Retrouver l’espoir d’hier – Paul Kagamé et K.Y. Amoako

Kemal Dervis, ancien ministre des Affaires économiques de la Turquie et ancien administrateur du Programme de développement des Nations Unies (PNUD), est vice-président de la Brookings Institution.

WASHINGTON, DC – L’année 2015 a été difficile, ponctuée par la baisse des prévisions de croissance, des attaques terroristes horribles, des flux massifs de réfugiés et de graves défis politiques qu’entraîne la montée du populisme dans de nombreux pays. Au Moyen-Orient, en particulier, chaos et violence ont continué à proliférer, avec des conséquences dévastatrices. Cela représente un virage décevant par rapport au monde sans doute imparfait, mais avec beaucoup plus d’espoir, d’il y a quelques décennies.
Dans son autobiographie, Le Monde d’hier, Stefan Zweig décrit un changement drastique similaire. Né en 1881 à Vienne, Zweig a passé sa jeunesse dans un environnement optimiste, civil et tolérant. Puis, à partir de 1914, il a été témoin de l’effondrement de l’Europe dans la Première Guerre mondiale, suivie par des convulsions révolutionnaires, la Grande Dépression, la montée du stalinisme, et enfin la barbarie du nazisme et le déclenchement de la Seconde Guerre mondiale. Dévasté, Zweig s’est suicidé en exil en 1942.
On imagine que Zweig aurait été réconforté par la création, après la Seconde Guerre mondiale, de l’Organisation des Nations Unies et du système de Bretton Woods, sans parler des décennies suivantes de reconstruction et de réconciliation. Il aurait pu assister à la coopération et aux progrès qui ont marqué l’ère d’après-guerre. Peut-être, alors, il aurait regardé la période 1914-1945 comme un détour, terrible mais limité, dans la marche du monde vers la paix et la prospérité.
Bien sûr, la seconde moitié du XXe siècle est loin d’avoir été parfaite. Jusqu’en 1990, la paix a été maintenue en grande partie par la menace d’une destruction nucléaire mutuelle. Des conflits locaux, comme en Corée, au Vietnam, dans des parties de l’Afrique et du Moyen-Orient, ont fait des ravages. Et, alors que quelque 100 pays en développement ont obtenu leur indépendance, le processus n’a pas toujours été pacifique.
Dans le même temps, cependant, l’économie mondiale a connu une croissance plus rapide que jamais. Une classe moyenne forte a émergé dans les pays avancés, puis a commencé à apparaître ailleurs.
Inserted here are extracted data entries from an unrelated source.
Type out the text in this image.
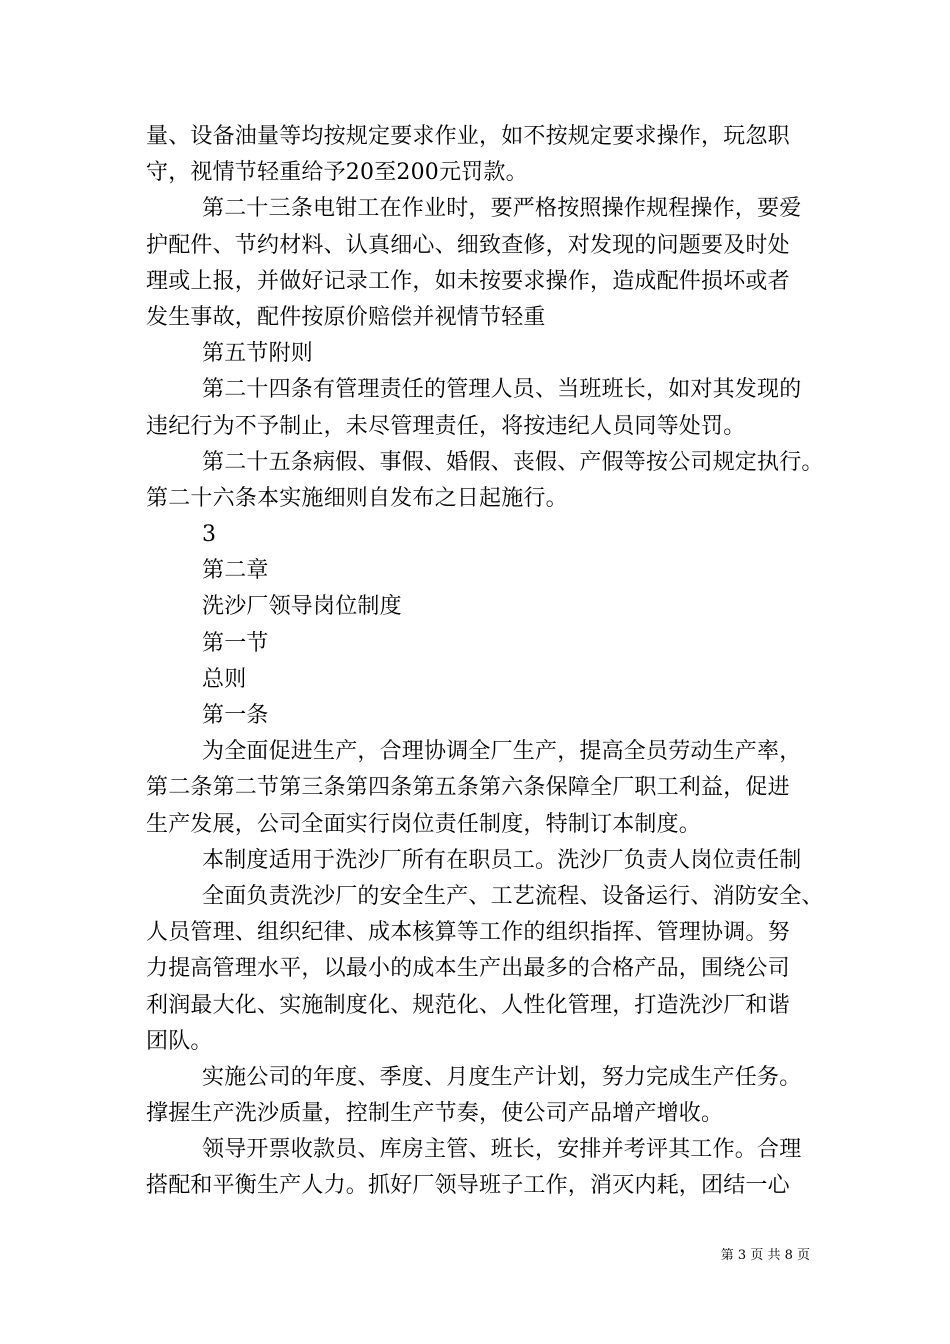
量、设备油量等均按规定要求作业，如不按规定要求操作，玩忽职
守，视情节轻重给予20至200元罚款。
第二十三条电钳工在作业时，要严格按照操作规程操作，要爱
护配件、节约材料、认真细心、细致查修，对发现的问题要及时处
理或上报，并做好记录工作，如未按要求操作，造成配件损坏或者
发生事故，配件按原价赔偿并视情节轻重
第五节附则
第二十四条有管理责任的管理人员、当班班长，如对其发现的
违纪行为不予制止，未尽管理责任，将按违纪人员同等处罚。
第二十五条病假、事假、婚假、丧假、产假等按公司规定执行。
第二十六条本实施细则自发布之日起施行。
3
第二章
洗沙厂领导岗位制度
第一节
总则
第一条
为全面促进生产，合理协调全厂生产，提高全员劳动生产率，
第二条第二节第三条第四条第五条第六条保障全厂职工利益，促进
生产发展，公司全面实行岗位责任制度，特制订本制度。
本制度适用于洗沙厂所有在职员工。洗沙厂负责人岗位责任制
全面负责洗沙厂的安全生产、工艺流程、设备运行、消防安全、
人员管理、组织纪律、成本核算等工作的组织指挥、管理协调。努
力提高管理水平，以最小的成本生产出最多的合格产品，围绕公司
利润最大化、实施制度化、规范化、人性化管理，打造洗沙厂和谐
团队。
实施公司的年度、季度、月度生产计划，努力完成生产任务。
撑握生产洗沙质量，控制生产节奏，使公司产品增产增收。
领导开票收款员、库房主管、班长，安排并考评其工作。合理
搭配和平衡生产人力。抓好厂领导班子工作，消灭内耗，团结一心
第 3 页 共 8 页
Les démocraties occidentales et le Japon ont construit des économies dans lesquelles la croissance de la productivité a conduit à une prospérité partagée; les gouvernements se sont engagés dans la régulation et la redistribution, tandis que les entreprises privées ont alimenté la croissance en mettant en œuvre des méthodes de production technologiquement avancées. Aussi bien aux niveaux régional que mondial, des progrès décisifs ont été accomplis grâce aux bénéfices du commerce et des économies d’échelle. Le projet d’intégration européenne semblait annoncer un nouveau type de coopération, qui pourrait s’étendre à d’autres régions et même influencer la coopération mondiale.
La génération qui a grandi dans les années 1960 se sentait un peu comme Zweig s’était senti dans sa jeunesse. Nous pensions que, même si les progrès ne sont pas toujours linéaires, nous pouvions compter sur ceux-ci. Nous nous attendions à un monde de plus en plus pacifique et tolérant, dans lequel les avancées technologiques, ainsi que les marchés bien gouvernés, généreraient une prospérité toujours plus grande. En 1989, lorsque l’Union soviétique était sur le point de s’effondrer et que la Chine entamait un passage à une économie de marché, Francis Fukuyama annonçait la «fin de l’histoire».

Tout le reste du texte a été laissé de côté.